1 min readResearch Matters

‘Every failed experiment is a chance to learn faster’

Stanford biochemist Lingyin Li’s lab is studying a tumor-fighting “miracle molecule” that could one day inform therapies for cancer, as well as autoimmune, neurodegenerative, and age-related diseases.

Profile photo of Lingyin Li in her lab.
A close-up image of Lingyin Li holding tubes for an experiment.
Image looking upward at Lingyin Li setting up an experiment.
A close-up image of Lingyin Li holding a container.
Image of Lingyin Li writing equations on a clear board with her team watching behind her.

In the “Research Matters” series, we visit labs across campus to hear directly from Stanford scientists about what they’re working on, how it could advance human health and well-being, and why universities are critical players in the nation’s innovation ecosystem. The following are the researchers’ own words, edited and condensed for clarity.


When I was 30, I began forgetting my friends’ names, calling them the wrong ones. Soon after, I was diagnosed with breast cancer. Brain fog is a very common first sign of cancer.

That diagnosis changed everything. That’s when I started sharply focusing on cancer research. Immunotherapy – which supercharges T cells, the immune system’s main cancer-killing force – had just come online at Dana-Farber, where I was being treated. I was excited about its potential, but my oncologist told me it didn’t work for breast cancer.

I thought, “Okay. I have 10 years to figure out something that might help – if not for me, then for others.” Most cancer therapies buy time in stages: first remission, then recurrence, then a second-line treatment. I saw those years as my first runway.

At the time, I was a postdoctoral fellow at Harvard. I had joined Tim Mitchison’s lab, and he suggested I study DMXAA, a molecule that triggered a strong anti-tumor response in mice but had failed in humans. I pushed back at first – I wanted to study something successful. But Tim believed we should investigate failure, do a “plane crash” analysis. That philosophy stayed with me. Every failure teaches us something.

He was right. We found that DMXAA activated what’s known as the STING pathway in mice, but not in humans. STING is part of the innate immune system, our body’s early warning system. When activated, it helps mobilize immune cells to train T cells to recognize and destroy cancer cells, wherever they’ve spread. Combining STING activation with immunotherapy offers the possibility of cures – not just remission or a prolonged waiting game.

That discovery triggered a race to identify a molecule that could activate human STING. That molecule turned out to be cGAMP. My lab has been studying this miracle molecule for the past 10 years.

cGAMP is produced when a cell detects damaged DNA. It acts like a signal flare, alerting the immune system that something is wrong. What fascinated me as a chemist was its instability, caused by a very rare chemical bond. I developed the first stable version by replacing two oxygen atoms with sulfur atoms. That subtle tweak made cGAMP more stable and became the precursor to compounds that are now in clinical trials at Merck and Novartis.

Based on insights from these trials, Merck developed a new STING activator to combine with immunotherapy. In a recent trial, it cured four out of 140 patients – one of whom had failed eight previous therapies. These rare success stories are what keep me going. Still, most patients don’t respond. We now think certain chemical tweaks of cGAMP unintentionally kill T cells even as they try to activate the immune response.

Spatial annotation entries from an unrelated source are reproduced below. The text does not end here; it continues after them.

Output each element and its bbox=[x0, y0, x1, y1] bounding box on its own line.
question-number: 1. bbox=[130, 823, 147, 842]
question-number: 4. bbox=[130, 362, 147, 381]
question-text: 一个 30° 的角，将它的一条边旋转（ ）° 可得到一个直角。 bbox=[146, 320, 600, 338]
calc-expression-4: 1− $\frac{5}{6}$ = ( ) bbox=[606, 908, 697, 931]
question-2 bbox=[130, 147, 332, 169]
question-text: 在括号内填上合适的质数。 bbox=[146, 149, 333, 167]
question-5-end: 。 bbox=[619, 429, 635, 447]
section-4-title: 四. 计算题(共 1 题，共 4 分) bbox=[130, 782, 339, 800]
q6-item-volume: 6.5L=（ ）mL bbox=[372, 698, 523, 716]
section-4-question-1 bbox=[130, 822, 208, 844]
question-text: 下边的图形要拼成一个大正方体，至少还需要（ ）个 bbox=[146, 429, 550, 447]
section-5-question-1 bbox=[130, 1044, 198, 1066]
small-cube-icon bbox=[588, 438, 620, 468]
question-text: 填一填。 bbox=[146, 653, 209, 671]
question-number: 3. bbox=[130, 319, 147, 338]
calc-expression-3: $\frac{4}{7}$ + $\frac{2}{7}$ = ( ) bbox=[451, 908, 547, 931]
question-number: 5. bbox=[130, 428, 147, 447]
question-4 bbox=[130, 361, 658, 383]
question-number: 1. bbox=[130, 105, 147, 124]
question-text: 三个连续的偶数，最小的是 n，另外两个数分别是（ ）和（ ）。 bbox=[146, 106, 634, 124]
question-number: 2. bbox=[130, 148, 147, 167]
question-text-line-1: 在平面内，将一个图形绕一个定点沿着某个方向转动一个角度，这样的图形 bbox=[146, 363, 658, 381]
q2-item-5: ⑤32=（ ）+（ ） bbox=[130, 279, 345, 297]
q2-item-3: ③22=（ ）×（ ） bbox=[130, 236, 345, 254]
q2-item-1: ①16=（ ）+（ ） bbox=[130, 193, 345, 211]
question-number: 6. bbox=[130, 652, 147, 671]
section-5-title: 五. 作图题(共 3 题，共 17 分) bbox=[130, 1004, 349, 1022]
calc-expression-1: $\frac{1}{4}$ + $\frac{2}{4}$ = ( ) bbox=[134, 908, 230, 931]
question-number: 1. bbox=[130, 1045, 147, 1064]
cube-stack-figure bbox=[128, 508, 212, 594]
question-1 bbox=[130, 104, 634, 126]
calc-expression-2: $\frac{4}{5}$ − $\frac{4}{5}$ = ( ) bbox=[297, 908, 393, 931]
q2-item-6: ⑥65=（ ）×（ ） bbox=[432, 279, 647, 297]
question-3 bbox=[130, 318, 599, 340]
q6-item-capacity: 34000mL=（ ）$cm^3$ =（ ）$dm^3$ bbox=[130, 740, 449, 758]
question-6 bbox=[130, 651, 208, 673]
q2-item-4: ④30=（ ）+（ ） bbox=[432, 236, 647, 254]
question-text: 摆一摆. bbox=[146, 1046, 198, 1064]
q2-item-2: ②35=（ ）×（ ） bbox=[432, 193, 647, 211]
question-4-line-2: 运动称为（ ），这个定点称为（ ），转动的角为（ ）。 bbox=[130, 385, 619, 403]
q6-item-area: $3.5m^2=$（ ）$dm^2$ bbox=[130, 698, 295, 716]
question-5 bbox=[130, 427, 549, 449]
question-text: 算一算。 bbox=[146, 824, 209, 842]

That’s why we started studying how natural cGAMP is regulated. We found cancer cells produce enzymes that chew up cGAMP to avoid detection. We also identified transporters – gates that let cGAMP into cells – and discovered that different cell types have different gates.

If this research had been done in industry, we wouldn’t have been able to share our results so freely. We want people to take these findings and run with them – even fail with them – because that accelerates progress.”

My lab now focuses on understanding how cGAMP is regulated in the body. We identified two enzymes, called hydrolases, that cancer cells use to destroy cGAMP and hide from the immune system. We also mapped the transporters that shuttle cGAMP between cells. These findings are helping researchers design more precise therapies that prime immunity without killing off the T cells.

Understanding the STING pathway might one day help with more than cancer. There’s growing evidence it plays a role in autoimmunity, aging, and neurodegenerative diseases like Alzheimer’s and ALS.

Much of this work was supported by NIH grants, especially a High-Risk, High-Reward award. If this research had been done in industry, we wouldn’t have been able to share our results so freely. We want people to take these findings and run with them – even fail with them – because that accelerates progress. Every failed experiment is a chance to learn faster.

I am extremely fortunate to be part of the Arc Institute, a non-profit that gives its Core Investigators guaranteed funding to pursue high-risk research, but I still rely on Stanford’s ecosystem for recruiting students and collaborations with chemists, structural biologists, and others.

Philanthropy like Arc’s expedites specific areas of research, but it doesn’t operate at the same scale – and can’t replace – federal funding. Science isn’t a straight path; it’s full of switchbacks. You have to fund broad areas of inquiry, even when the connection to human health isn’t obvious – because one day, they might just come together.